Medical staff in Gaza working 24-hour shifts receive a single meal

In Gaza, medical staff are working 24-hour shifts and only get one simple meal.  Deirdre Nunan, a Canadian orthopaedic surgeon who is currently volunteering at Al Nasser Hospital in Khan Younis, southern Gaza, told Al Jazeera that some medical staff have to work 24-hour shifts in the besieged enclave.

“There is a single meal that’s provided in the mid-afternoon, and it’s a simple meal.  Yesterday it was plain lentils; a couple of days ago, it was rice cooked with just a few pieces of corn in it, so it’s neither nutritionally complete, nor is it enough calories to sustain somebody who’s working for a full day,” she said.

“When I talk to my colleagues about what they’ve eaten before they come to work, invariably they say nothing; they just had water.”

The Canadian volunteer surgeon added: “One of my nurse colleagues yesterday told me that every morning she cuts a pita bread into four pieces, one piece for four children.  She does the same thing when she gets home after work.”

Deirdre Nunan, a Canadian orthopaedic surgeon who has volunteered several times in Gaza, tells Al Jazeera that the situation in the besieged enclave is “immeasurably worse” than when she was last there in April.
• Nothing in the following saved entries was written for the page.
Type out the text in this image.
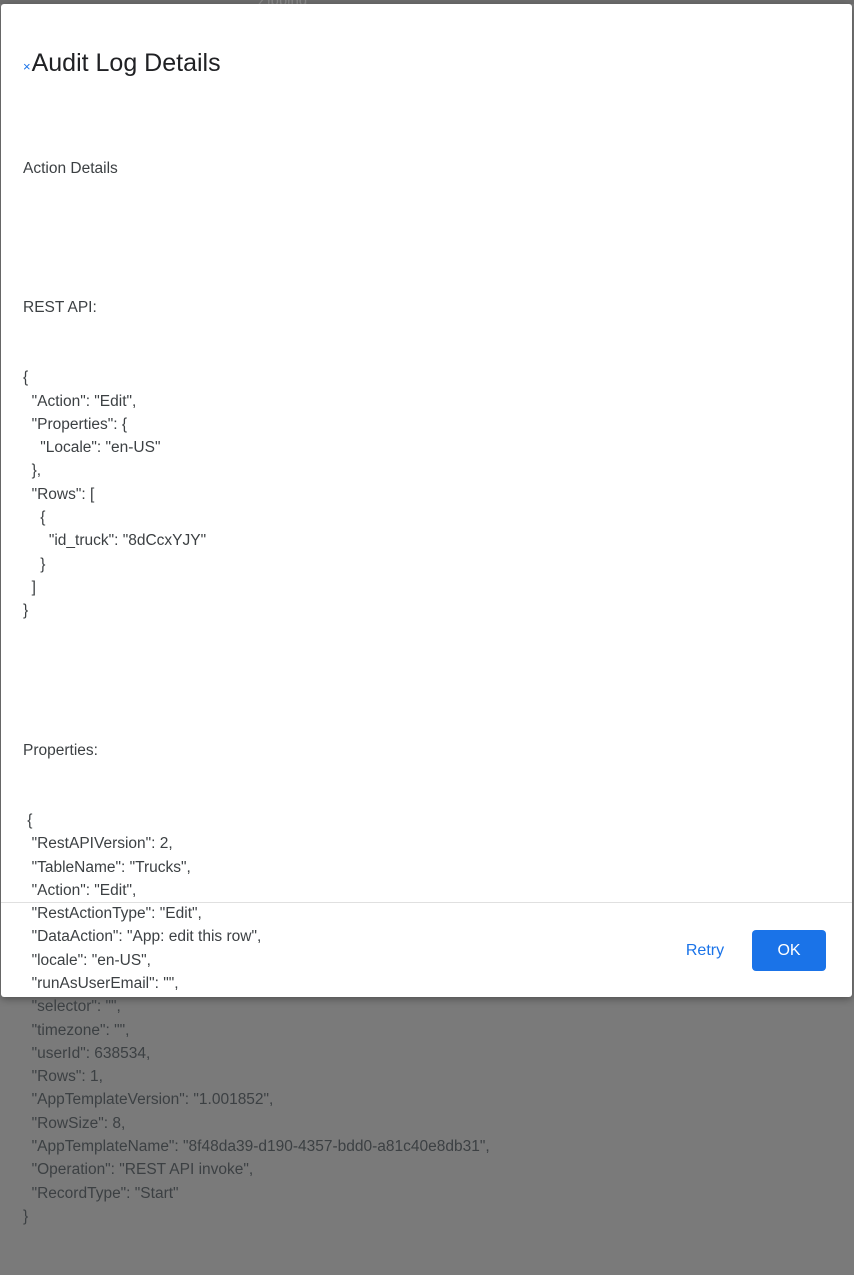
× Audit Log Details

Action Details

REST API:

{
"Action": "Edit",
"Properties": {
"Locale": "en-US"
},
"Rows": [
{
"id_truck": "8dCcxYJY"
}
]
}

Properties:

{
"RestAPIVersion": 2,
"TableName": "Trucks",
"Action": "Edit",
"RestActionType": "Edit",
"DataAction": "App: edit this row",
"locale": "en-US",
"runAsUserEmail": "",
"selector": "",
"timezone": "",
"userId": 638534,
"Rows": 1,
"AppTemplateVersion": "1.001852",
"RowSize": 8,
"AppTemplateName": "8f48da39-d190-4357-bdd0-a81c40e8db31",
"Operation": "REST API invoke",
"RecordType": "Start"
}

Retry	OK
“Right now, I am seeing severe hunger and starvation amongst both my colleagues and my patients … I see people that struggle to get through a day’s work because they don’t have the energy to do their normal duties,” she said, speaking from Nasser Hospital in Khan Younis, southern Gaza.

“I am seeing horrific injuries that people are sustaining when they try to go and collect food aid at these distribution sites that turn into massacres and result in dozens, if not hundreds, of patients arriving at our emergency room, many of whom are killed or lose their limbs as a result of these gunshots.”

The Canadian doctor added that she had seen people injured in Israeli air raids and attacks on their tents, with severe multi-system injuries and burns, and who were malnourished and did not have the ability to “get the extra calories and protein that they would normally need to heal from this kind of injury and to survive it”.